Это была та самая женщина, которой он улыбался. Да, именно улыбался, обязан был улыбаться. Он с ужасом потрогал ее спину ладонью. Это была сама судьба, слепая и увядшая, с которой сползло одеяло.
Он с тоской отвернулся к стене и вспомнил старый свой способ поскорее заснуть – нужно было поднять глаза под закрытыми веками, стараясь, чтобы все спуталось в голове, подражая самой последней перед сном минуте. Но и на этот раз заснуть не удалось. Далекий трамвай пропел на повороте, оконные переплеты, отраженные на потолке, напоминали другую, третью, четвертую ночь, любую из тех, которыми располагал профессор Ложкин. Они ничем не отличались от этой, разве только время было другое. Но та же луна, пенье трамвая, усталость.
Не стоило перебирать дня, оставленного в кабинетах Публичной библиотеки, в аудиториях университета. Да и полно, был ли это сегодняшний день? Быть может, вчера или год, два года, десять лет тому назад он спускался по сухим паркетным лестницам в рукописное отделение, горбатый на одно плечо старик приветствовал его: «Soyez le bienvenu, monsieur!»[1] – задыхающиеся рукописи перелистывались перед его глазами. Десять, нет, пятнадцать лет назад он разыскивал водяные знаки на хрупких листах табачного цвета, истлевающих от бесшумного хода столетий, разбирал и сличал тексты, из-за которых когда-то убивали, сжигали на кострах, гноили в земляных ямах, – всю свою жизнь он занимался литературными памятниками ересей и сект XV и XVI столетий.
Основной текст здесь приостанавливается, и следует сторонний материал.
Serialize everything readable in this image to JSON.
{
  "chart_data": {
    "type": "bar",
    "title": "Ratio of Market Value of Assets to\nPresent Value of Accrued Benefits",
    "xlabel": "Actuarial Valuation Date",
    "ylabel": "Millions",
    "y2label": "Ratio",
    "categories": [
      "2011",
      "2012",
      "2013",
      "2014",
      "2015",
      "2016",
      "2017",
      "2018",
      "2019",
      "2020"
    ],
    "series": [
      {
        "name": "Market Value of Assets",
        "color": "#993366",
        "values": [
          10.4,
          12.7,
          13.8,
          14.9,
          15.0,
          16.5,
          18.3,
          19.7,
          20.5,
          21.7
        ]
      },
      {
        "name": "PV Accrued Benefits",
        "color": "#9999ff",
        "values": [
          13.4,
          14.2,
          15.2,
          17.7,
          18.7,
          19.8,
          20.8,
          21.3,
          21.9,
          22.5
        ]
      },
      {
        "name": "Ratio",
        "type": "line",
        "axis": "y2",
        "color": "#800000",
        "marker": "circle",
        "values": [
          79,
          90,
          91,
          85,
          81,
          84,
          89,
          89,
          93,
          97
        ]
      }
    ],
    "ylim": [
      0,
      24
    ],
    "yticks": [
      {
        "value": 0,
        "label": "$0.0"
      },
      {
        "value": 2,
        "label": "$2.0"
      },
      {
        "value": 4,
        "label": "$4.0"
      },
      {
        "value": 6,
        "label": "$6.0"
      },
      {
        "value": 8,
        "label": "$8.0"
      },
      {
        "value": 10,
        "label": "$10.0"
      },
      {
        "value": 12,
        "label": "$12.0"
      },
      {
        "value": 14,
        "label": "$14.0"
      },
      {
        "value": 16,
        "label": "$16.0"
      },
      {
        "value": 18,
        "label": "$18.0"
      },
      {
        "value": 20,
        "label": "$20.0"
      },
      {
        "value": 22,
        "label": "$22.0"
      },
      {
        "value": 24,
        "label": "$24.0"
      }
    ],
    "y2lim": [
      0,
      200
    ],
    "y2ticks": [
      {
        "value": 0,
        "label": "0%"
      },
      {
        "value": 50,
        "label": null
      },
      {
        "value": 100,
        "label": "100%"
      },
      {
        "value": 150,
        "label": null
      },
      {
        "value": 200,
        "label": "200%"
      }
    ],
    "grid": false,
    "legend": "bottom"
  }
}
И самым тягостным показалось ему, что приветливый горбатый старик говорил свою фразу, несмотря ни на что, – он сказал ее в июле четырнадцатого года, в феврале и октябре семнадцатого.
Но, впрочем, что ж тут примечательного? Он просто вежлив, этот старик, его отец и дед были хранителями рукописного отделения, что ему, в конце концов, до русской революции или Версальского мира? Он припомнился только потому, что сегодняшний день очень похож на вчерашний, на третьегодняшний, на любой из тех, которыми располагает профессор Ложкин.
И только один-единственный день не похож на все остальные, – день, когда он впервые спустился по легким, как в театре, лестницам и сел за стол, протирая пенсне, упираясь молодыми, но уже близорукими глазами в клетчатые очертания стен, построенных из дерева и переплетов…
Он вытащил из-под одеяла руку, провел ею по лицу, пощупал следы от пенсне на переносице.
– Профессор, – сказал он самому себе шутливо, – не ищите, друг мой, особенного значения в том, что…
В чем? Он поиграл складками одеяла и поднес руку к глазам. Рука была комнатная, заблудившаяся, потерявшая прямое назначение.
А все, что он собирал так долго, год за годом, наука, которая ворохом просохшей бумаги шуршала вокруг него ежедневно, ежеминутно?..
«Ну и что же мне делать с ней?» – спросил он едва ли не вслух и тотчас же уклонился от вопроса, оскорбившись обидным сравнением, которое он сам же и придумал несколько дней тому назад.